The natural touch and feel of a race car that took Kevin Magnussen to fourth place on the sprint grid in Imola was good enough for the P5 in equally humid conditions to qualify in Canada, where he was joined in the third row by teammate Mick Schumacher.
There has been much to admire about Magnussen since his unexpected return to F1 in March, but there are also indications of why he occasionally made team manager Guenther Steiner despair during his original period. with the team.
Magnussen missed his last position in the top 10 on the grid when an opportunistic move outside Hamilton failed on the first lap in Barcelona, condemning him to a miserable career that eventually ended two laps below. .
Once again, he found himself next to Hamilton on the first lap in Canada and again came out worse, damage to the end of the front wing that resulted in a black and orange flag and a last place.

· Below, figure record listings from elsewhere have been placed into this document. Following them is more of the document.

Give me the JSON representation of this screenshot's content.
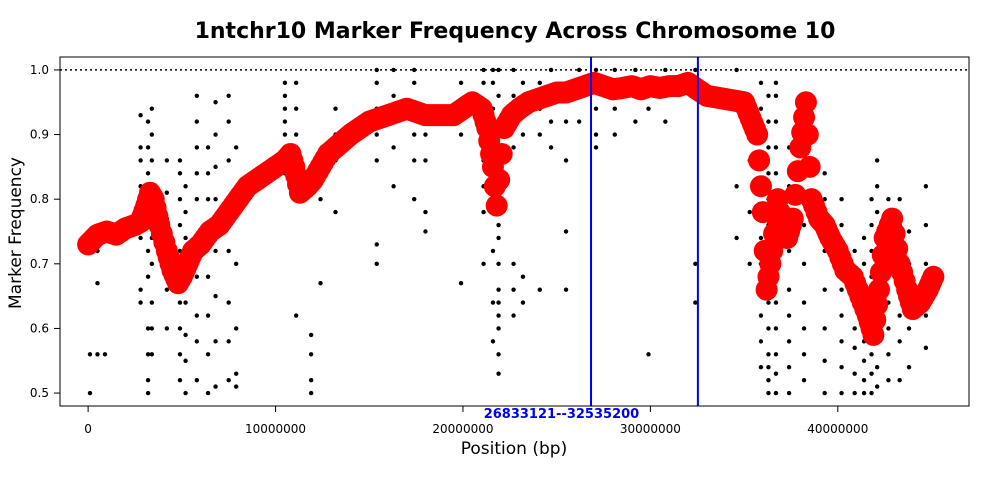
{
  "chart_data": {
    "type": "scatter",
    "title": "1ntchr10 Marker Frequency Across Chromosome 10",
    "xlabel": "Position (bp)",
    "ylabel": "Marker Frequency",
    "xlim": [
      -1500000,
      47000000
    ],
    "ylim": [
      0.48,
      1.02
    ],
    "x_ticks": [
      {
        "value": 0,
        "label": "0"
      },
      {
        "value": 10000000,
        "label": "10000000"
      },
      {
        "value": 20000000,
        "label": "20000000"
      },
      {
        "value": 30000000,
        "label": "30000000"
      },
      {
        "value": 40000000,
        "label": "40000000"
      }
    ],
    "y_ticks": [
      {
        "value": 0.5,
        "label": "0.5"
      },
      {
        "value": 0.6,
        "label": "0.6"
      },
      {
        "value": 0.7,
        "label": "0.7"
      },
      {
        "value": 0.8,
        "label": "0.8"
      },
      {
        "value": 0.9,
        "label": "0.9"
      },
      {
        "value": 1.0,
        "label": "1.0"
      }
    ],
    "reference_line": {
      "y": 1.0,
      "style": "dotted",
      "color": "#000000"
    },
    "region": {
      "start": 26833121,
      "end": 32535200,
      "label": "26833121--32535200",
      "color": "#0000ee"
    },
    "series": [
      {
        "color": "#000000",
        "marker": "dot",
        "columns": [
          {
            "x": 100000,
            "y": [
              0.5,
              0.56,
              0.72,
              0.74,
              0.75
            ]
          },
          {
            "x": 500000,
            "y": [
              0.56,
              0.67,
              0.72,
              0.74
            ]
          },
          {
            "x": 900000,
            "y": [
              0.56,
              0.75
            ]
          },
          {
            "x": 2800000,
            "y": [
              0.64,
              0.66,
              0.74,
              0.82,
              0.86,
              0.88,
              0.93
            ]
          },
          {
            "x": 3200000,
            "y": [
              0.5,
              0.52,
              0.56,
              0.6,
              0.68,
              0.72,
              0.76,
              0.8,
              0.84,
              0.88,
              0.92
            ]
          },
          {
            "x": 3400000,
            "y": [
              0.56,
              0.6,
              0.64,
              0.7,
              0.74,
              0.78,
              0.82,
              0.86,
              0.9,
              0.94
            ]
          },
          {
            "x": 4200000,
            "y": [
              0.6,
              0.66,
              0.72,
              0.77,
              0.81,
              0.86
            ]
          },
          {
            "x": 4900000,
            "y": [
              0.52,
              0.56,
              0.6,
              0.64,
              0.68,
              0.72,
              0.76,
              0.8,
              0.84,
              0.86
            ]
          },
          {
            "x": 5200000,
            "y": [
              0.5,
              0.55,
              0.59,
              0.64,
              0.7,
              0.74,
              0.78,
              0.82
            ]
          },
          {
            "x": 5800000,
            "y": [
              0.52,
              0.58,
              0.62,
              0.68,
              0.72,
              0.8,
              0.84,
              0.88,
              0.92,
              0.96
            ]
          },
          {
            "x": 6400000,
            "y": [
              0.5,
              0.56,
              0.62,
              0.68,
              0.74,
              0.8,
              0.84,
              0.88
            ]
          },
          {
            "x": 6800000,
            "y": [
              0.51,
              0.58,
              0.65,
              0.72,
              0.8,
              0.85,
              0.9,
              0.95
            ]
          },
          {
            "x": 7500000,
            "y": [
              0.52,
              0.58,
              0.64,
              0.72,
              0.8,
              0.86,
              0.92,
              0.96
            ]
          },
          {
            "x": 7900000,
            "y": [
              0.51,
              0.53,
              0.6,
              0.7,
              0.8,
              0.88
            ]
          },
          {
            "x": 10500000,
            "y": [
              0.84,
              0.88,
              0.9,
              0.92,
              0.94,
              0.96,
              0.98
            ]
          },
          {
            "x": 11100000,
            "y": [
              0.62,
              0.8,
              0.82,
              0.86,
              0.9,
              0.94,
              0.98
            ]
          },
          {
            "x": 11900000,
            "y": [
              0.5,
              0.52,
              0.56,
              0.59
            ]
          },
          {
            "x": 12400000,
            "y": [
              0.67,
              0.8,
              0.84
            ]
          },
          {
            "x": 13200000,
            "y": [
              0.78,
              0.86,
              0.9,
              0.94
            ]
          },
          {
            "x": 15400000,
            "y": [
              0.7,
              0.73,
              0.86,
              0.9,
              0.94,
              0.98,
              1.0
            ]
          },
          {
            "x": 16300000,
            "y": [
              0.82,
              0.88,
              0.92,
              0.96,
              1.0
            ]
          },
          {
            "x": 17400000,
            "y": [
              0.8,
              0.86,
              0.9,
              0.94,
              0.98,
              1.0
            ]
          },
          {
            "x": 18000000,
            "y": [
              0.75,
              0.78,
              0.86,
              0.9,
              0.94
            ]
          },
          {
            "x": 19900000,
            "y": [
              0.67,
              0.9,
              0.94,
              0.98
            ]
          },
          {
            "x": 21100000,
            "y": [
              0.7,
              0.78,
              0.82,
              0.86,
              0.9,
              0.94,
              0.98,
              1.0
            ]
          },
          {
            "x": 21600000,
            "y": [
              0.58,
              0.64,
              0.72,
              0.8,
              0.86,
              0.9,
              0.94,
              0.98,
              1.0
            ]
          },
          {
            "x": 21900000,
            "y": [
              0.53,
              0.56,
              0.6,
              0.62,
              0.64,
              0.66,
              0.7,
              0.74,
              0.76,
              0.8,
              0.86,
              0.9,
              0.96,
              1.0
            ]
          },
          {
            "x": 22700000,
            "y": [
              0.62,
              0.66,
              0.7,
              0.88,
              0.92,
              0.96,
              1.0
            ]
          },
          {
            "x": 23200000,
            "y": [
              0.64,
              0.68,
              0.9,
              0.94,
              0.98
            ]
          },
          {
            "x": 24100000,
            "y": [
              0.66,
              0.9,
              0.94,
              0.98
            ]
          },
          {
            "x": 24700000,
            "y": [
              0.88,
              0.92,
              0.96,
              1.0
            ]
          },
          {
            "x": 25500000,
            "y": [
              0.66,
              0.75,
              0.86,
              0.92,
              0.96
            ]
          },
          {
            "x": 26200000,
            "y": [
              0.92,
              0.96,
              1.0
            ]
          },
          {
            "x": 27100000,
            "y": [
              0.88,
              0.9,
              0.94,
              0.98,
              1.0
            ]
          },
          {
            "x": 28100000,
            "y": [
              0.9,
              0.94,
              0.98,
              1.0
            ]
          },
          {
            "x": 29200000,
            "y": [
              0.92,
              0.96,
              1.0
            ]
          },
          {
            "x": 29900000,
            "y": [
              0.56,
              0.94,
              0.98
            ]
          },
          {
            "x": 30800000,
            "y": [
              0.92,
              0.96,
              1.0
            ]
          },
          {
            "x": 32400000,
            "y": [
              0.64,
              0.7,
              0.96,
              1.0
            ]
          },
          {
            "x": 34600000,
            "y": [
              0.74,
              0.82,
              1.0
            ]
          },
          {
            "x": 35300000,
            "y": [
              0.7,
              0.78,
              0.86,
              0.9
            ]
          },
          {
            "x": 35900000,
            "y": [
              0.54,
              0.58,
              0.62,
              0.66,
              0.7,
              0.74,
              0.78,
              0.82,
              0.86,
              0.9,
              0.94,
              0.98
            ]
          },
          {
            "x": 36300000,
            "y": [
              0.5,
              0.52,
              0.54,
              0.56,
              0.6,
              0.64,
              0.68,
              0.72,
              0.76,
              0.8,
              0.84,
              0.88,
              0.92,
              0.96
            ]
          },
          {
            "x": 36700000,
            "y": [
              0.5,
              0.53,
              0.56,
              0.6,
              0.64,
              0.68,
              0.72,
              0.76,
              0.8,
              0.84,
              0.88,
              0.92,
              0.96,
              0.98
            ]
          },
          {
            "x": 37400000,
            "y": [
              0.5,
              0.54,
              0.58,
              0.62,
              0.66,
              0.72,
              0.76,
              0.82,
              0.88
            ]
          },
          {
            "x": 38200000,
            "y": [
              0.52,
              0.56,
              0.6,
              0.64,
              0.7,
              0.76,
              0.84,
              0.88,
              0.92,
              0.96
            ]
          },
          {
            "x": 39300000,
            "y": [
              0.5,
              0.55,
              0.6,
              0.66,
              0.72,
              0.8,
              0.84
            ]
          },
          {
            "x": 40200000,
            "y": [
              0.5,
              0.54,
              0.58,
              0.62,
              0.66,
              0.7,
              0.76,
              0.8
            ]
          },
          {
            "x": 40900000,
            "y": [
              0.5,
              0.53,
              0.57,
              0.6,
              0.64,
              0.68,
              0.72
            ]
          },
          {
            "x": 41400000,
            "y": [
              0.5,
              0.52,
              0.55,
              0.58,
              0.62,
              0.66,
              0.7,
              0.74
            ]
          },
          {
            "x": 41800000,
            "y": [
              0.5,
              0.53,
              0.56,
              0.6,
              0.64,
              0.68,
              0.72,
              0.76,
              0.8
            ]
          },
          {
            "x": 42100000,
            "y": [
              0.51,
              0.54,
              0.58,
              0.62,
              0.66,
              0.7,
              0.74,
              0.78,
              0.82,
              0.86
            ]
          },
          {
            "x": 42700000,
            "y": [
              0.52,
              0.56,
              0.6,
              0.64,
              0.68,
              0.72,
              0.76,
              0.8
            ]
          },
          {
            "x": 43300000,
            "y": [
              0.52,
              0.58,
              0.62,
              0.68,
              0.72,
              0.76,
              0.8
            ]
          },
          {
            "x": 43800000,
            "y": [
              0.54,
              0.6,
              0.65,
              0.7,
              0.75
            ]
          },
          {
            "x": 44700000,
            "y": [
              0.57,
              0.62,
              0.7,
              0.76,
              0.82
            ]
          }
        ]
      },
      {
        "color": "#ff0000",
        "marker": "large-point",
        "x": [
          0,
          500000,
          1000000,
          1500000,
          2000000,
          2500000,
          2800000,
          3100000,
          3300000,
          3500000,
          3800000,
          4200000,
          4500000,
          4800000,
          5000000,
          5300000,
          5600000,
          6000000,
          6500000,
          7000000,
          7500000,
          8000000,
          8500000,
          9000000,
          9500000,
          10000000,
          10500000,
          10800000,
          11000000,
          11300000,
          11700000,
          12000000,
          12400000,
          12800000,
          13200000,
          13600000,
          14000000,
          14500000,
          15000000,
          15500000,
          16000000,
          16500000,
          17000000,
          17500000,
          18000000,
          19500000,
          20000000,
          20500000,
          21000000,
          21300000,
          21600000,
          21800000,
          22200000,
          22600000,
          23000000,
          23500000,
          24000000,
          24500000,
          25000000,
          25500000,
          26000000,
          26500000,
          27000000,
          27500000,
          28000000,
          28500000,
          29000000,
          29500000,
          30000000,
          30500000,
          31000000,
          31500000,
          32000000,
          32500000,
          33000000,
          34000000,
          35000000,
          35700000,
          36000000,
          36200000,
          36500000,
          36800000,
          37000000,
          37300000,
          37600000,
          38000000,
          38300000,
          38600000,
          39000000,
          39300000,
          39600000,
          40000000,
          40400000,
          40800000,
          41200000,
          41600000,
          41900000,
          42200000,
          42500000,
          42900000,
          43300000,
          43700000,
          44000000,
          44400000,
          44800000,
          45100000
        ],
        "y": [
          0.73,
          0.745,
          0.75,
          0.745,
          0.755,
          0.76,
          0.765,
          0.79,
          0.81,
          0.8,
          0.76,
          0.72,
          0.69,
          0.67,
          0.68,
          0.7,
          0.72,
          0.73,
          0.75,
          0.76,
          0.78,
          0.8,
          0.82,
          0.83,
          0.84,
          0.85,
          0.86,
          0.87,
          0.85,
          0.81,
          0.82,
          0.83,
          0.85,
          0.87,
          0.88,
          0.89,
          0.9,
          0.91,
          0.92,
          0.925,
          0.93,
          0.935,
          0.94,
          0.935,
          0.93,
          0.93,
          0.94,
          0.95,
          0.94,
          0.91,
          0.85,
          0.79,
          0.91,
          0.93,
          0.94,
          0.95,
          0.955,
          0.96,
          0.965,
          0.965,
          0.97,
          0.975,
          0.98,
          0.975,
          0.97,
          0.972,
          0.975,
          0.97,
          0.975,
          0.972,
          0.975,
          0.975,
          0.98,
          0.97,
          0.96,
          0.955,
          0.95,
          0.9,
          0.78,
          0.66,
          0.72,
          0.8,
          0.76,
          0.74,
          0.77,
          0.88,
          0.95,
          0.8,
          0.77,
          0.76,
          0.74,
          0.72,
          0.69,
          0.68,
          0.65,
          0.62,
          0.59,
          0.66,
          0.74,
          0.77,
          0.7,
          0.66,
          0.63,
          0.64,
          0.66,
          0.68
        ]
      }
    ]
  }
}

There was a time when they were approaching the chicane of curves 3 and 4, when Magnussen could have withdrawn from the movement and got behind a car that was unlikely to overtake him along the way. career?
His offensive, abrasive and uncompromising approach has won Magnussen many fans and a few enemies over the years.

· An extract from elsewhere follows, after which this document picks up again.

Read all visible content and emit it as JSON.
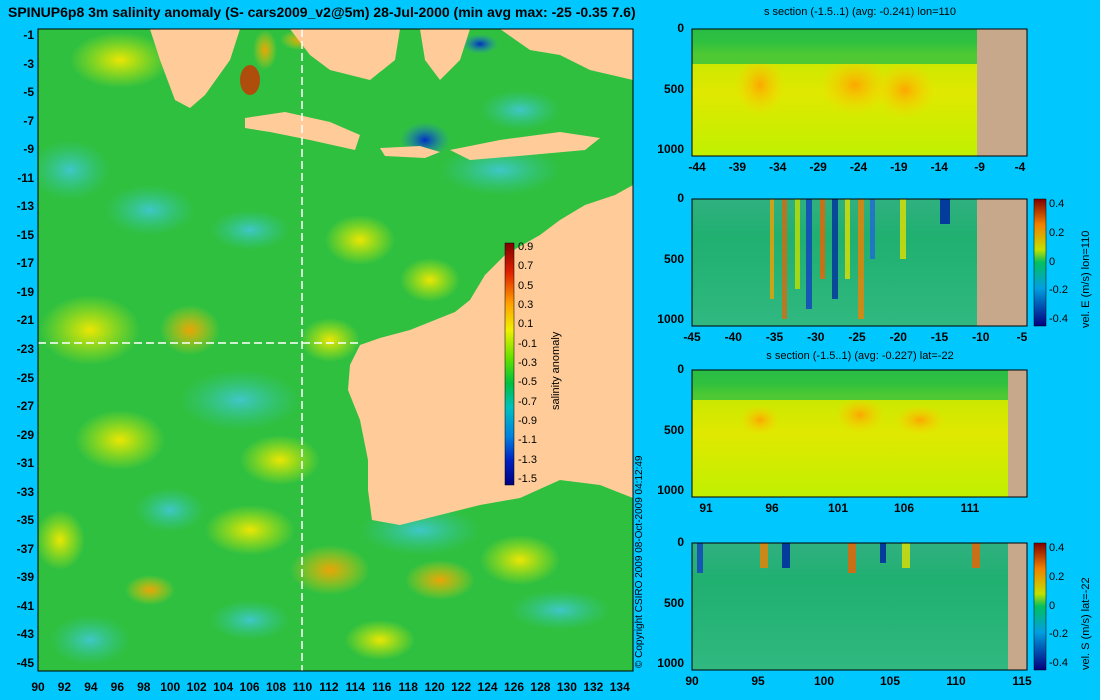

But at a time when his team needs all the points he can get, his natural eagerness to fight raja in being irresponsible.
Zhou could not wish for a better mentor than Bottas
While Magnussen is struggling to bring Haas to regular points, the opposite goes to Valtteri Bottas, who has scored in all but two races so far this season.
Bottas has been in the habit of recovering well from the interrupted Fridays of 2022, with the Safety Car arriving at the perfect time to execute a one-stop strategy and finish seventh in Canada, but for the second consecutive weekend it was surpassed. in the classification. by his teammate.
If Bottas has been eliminating his problems earlier this season, Zhou Guanyu has borne the brunt of Alfa Romeo’s unreliability in racing conditions after retiring from three of the four grand prix. previous.
His failure to add to the point he scored in his F1 debut in Bahrain has masked the quiet progress Zhou has been making, with the Chinese driver making his most complete performance to date in Montreal. where he finished eighth after reaching Q3 for the first time. in wet.
Zhou said Bottas’ influence has been “definitely the key” to his post-qualification development, and revealed that the former Mercedes driver has been “very helpful so far this season”.
Bottas, on the other hand, was “very happy” for Zhou at the end of the race, adding: “I think my teammate can gain a lot of confidence this weekend and I’m sure now we can be. very evenly matched and get more points together “.
Could we witness the emergence of another F1 bromance in Alpha?